Volume 453: debated on Monday 27 November 2006

My right hon. and noble Friend the Secretary of State and Lord Chancellor has made the following written ministerial statement:

“As announced in paper “Delivering Simple, Summary, Speedy Justice” published in July 2006, the Government wish to establish 10 further community justice initiatives. This is to build on the community justice initiatives already underway at the North Liverpool Community Justice Centre and the Salford Magistrates' Court. Community justice makes a key contribution to the Government's Respect Action Plan, which was published in January 2006. It aims to strengthen the links between the courts, the criminal justice system and the local community so that local people's confidence in the work of the courts and the wider criminal justice system increases. In particular we want to build on the work judges and magistrates already carry out to deliver community justice. Magistrates demonstrate a huge commitment to public service and to making their communities better and safer places to live.

I can announce today that we will be extending community justice to Birmingham, Bradford, Devon and Cornwall, Kingston upon Hull, Leicestershire, Merthyr Tydfil, Middlesbrough and Nottingham. Additionally, we will develop two initiatives in London. We will now work with the local agencies and the judiciary in those areas to establish details of how these initiatives will operate in practice and precisely where they will be located.

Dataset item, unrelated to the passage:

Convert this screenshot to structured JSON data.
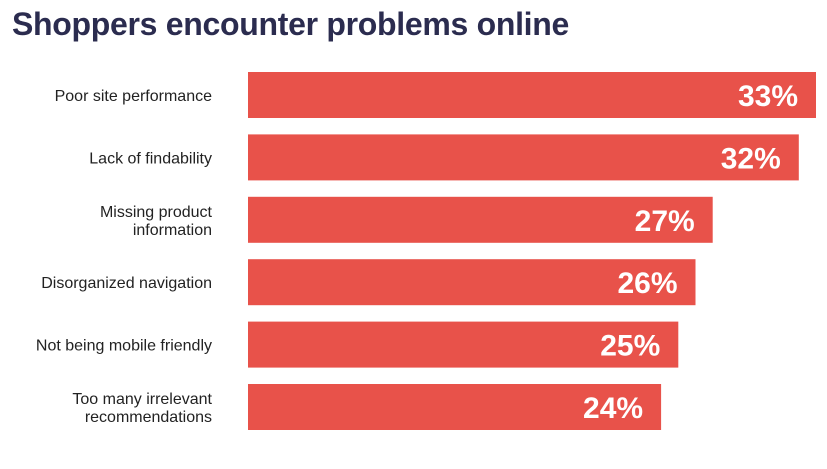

The aim of this next phase of community justice work will be to provide further learning and best practice so that in the long term the principles of community justice are applied in the courts and the criminal justice system throughout England and Wales. In doing this, we will give the local areas flexibility to adapt community justice to their needs and circumstances so that the needs of their community are met in the way that works best for them. These initiatives will be founded, however, on the following key principles:

Courts connecting to the community. There should be significant liaison between the courts and the local community so that local people should value the courts as a community resource. Examples of this include holding regular meetings with community representatives, working with local crime and disorder reduction partnerships or police consultative groups and attending community events. The community should also be able to put forward its view on the impact that the crime has had on it so that the court has a view of the wider context of the crime. We will look at how this might be achieved in this new phase of community justice work.

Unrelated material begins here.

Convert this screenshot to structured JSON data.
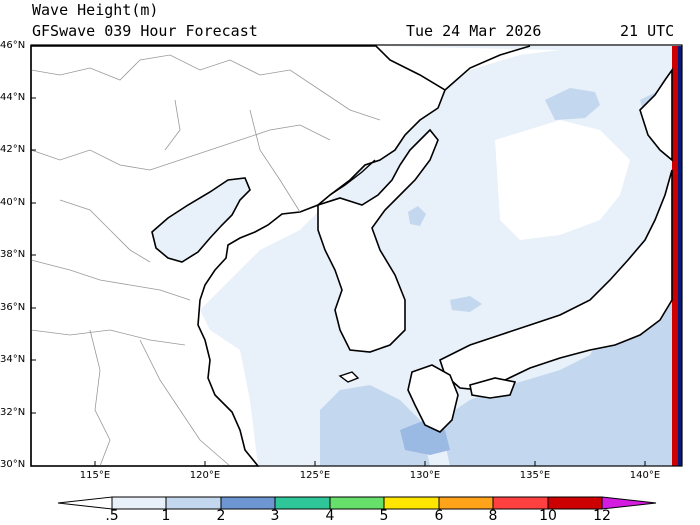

Justice seen to be done. Local people should be better informed about the work of the court and have an opportunity to put forward its views on the way offending is tackled. Compliance with the court's orders or other penalties should be seen and recognised by the community with their problems are addressed. We will look in detail at the involvement of the community in the establishment of the court. Local magistrates, whose contribution to their local communities is already recognised as important, will volunteer to take part in the new schemes and the community already provides input to the advisory committees that make recommendations on the appointment of magistrates.

Cases handled robustly and speedily. Community justice should enable swift resolution of cases through rigorous and effective case management as well as harnessing the combined potential of a range of agencies working together. Increasing speed in listing cases, reducing delays created by unnecessary adjournments, ensuring offenders begin sentences promptly and acting swiftly on failures to turn up to court or comply with sentence will all contribute towards increasing community confidence in the effectiveness of the court. Much of this has been fed into the wider “Delivering Simple, Summary, Speedy Justice” paper.

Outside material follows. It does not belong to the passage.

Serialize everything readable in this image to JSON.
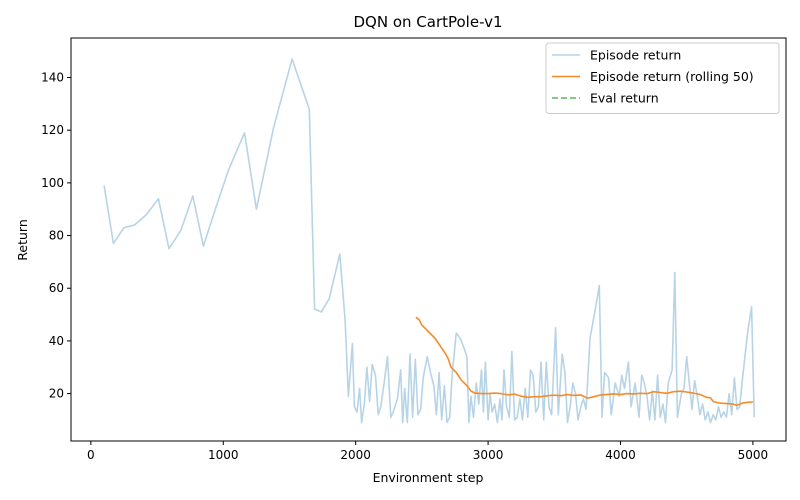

Strong independent judiciary. The judiciary carry enormous authority over offenders and criminal justice agencies and thus have a potentially powerful role to play in promoting compliance with court orders and tackling offending behaviour. Community justice should enable the judiciary to direct hearings, lead the problem solving approach, and maintain oversight over offenders' progress post-sentence.

Solving problems and finding solutions. Problem solving is at the heart of the community justice approach in the Court. In essence, it means making use of a range of available service providers in order to address and tackle the underlying causes of offending. Problem solving can operate both at a community level—tackling safety concerns raised by local people—and also when dealing with individual offenders at court.

Working together. This enables consistency, builds trust and promotes a team approach to decision making and dealing with offenders. Collaboration ensures that a range of agencies, necessary for problem solving, are available to the court. In sum it empowers the court to deliver an end-to-end service to offenders, victims and the community.

Repairing harm and raising confidence. Victims and witnesses must be kept fully informed and supported from their first contact with the system until after the case has concluded. The new schemes will seek the views of the community on what projects should be the subject of unpaid work requirements imposed as part of a community punishment order; for example, through newsletters, advertising or by canvassing views at public meetings. These unpaid work projects should then be badged once completed so the community can see what has been achieved.

Reintegrating offenders and building communities. Community justice can play a crucial role in improving social bonds and cohesion within the community. More specifically, this involves developing pathways to support the re-integration of offenders back into their community.

I believe these new community justice initiatives will build on the achievements of the North Liverpool and Salford projects. They will demonstrate further how the courts, the wider criminal justice system and the public can be brought Closer together to foster new relationships that work to make justice better for everyone.”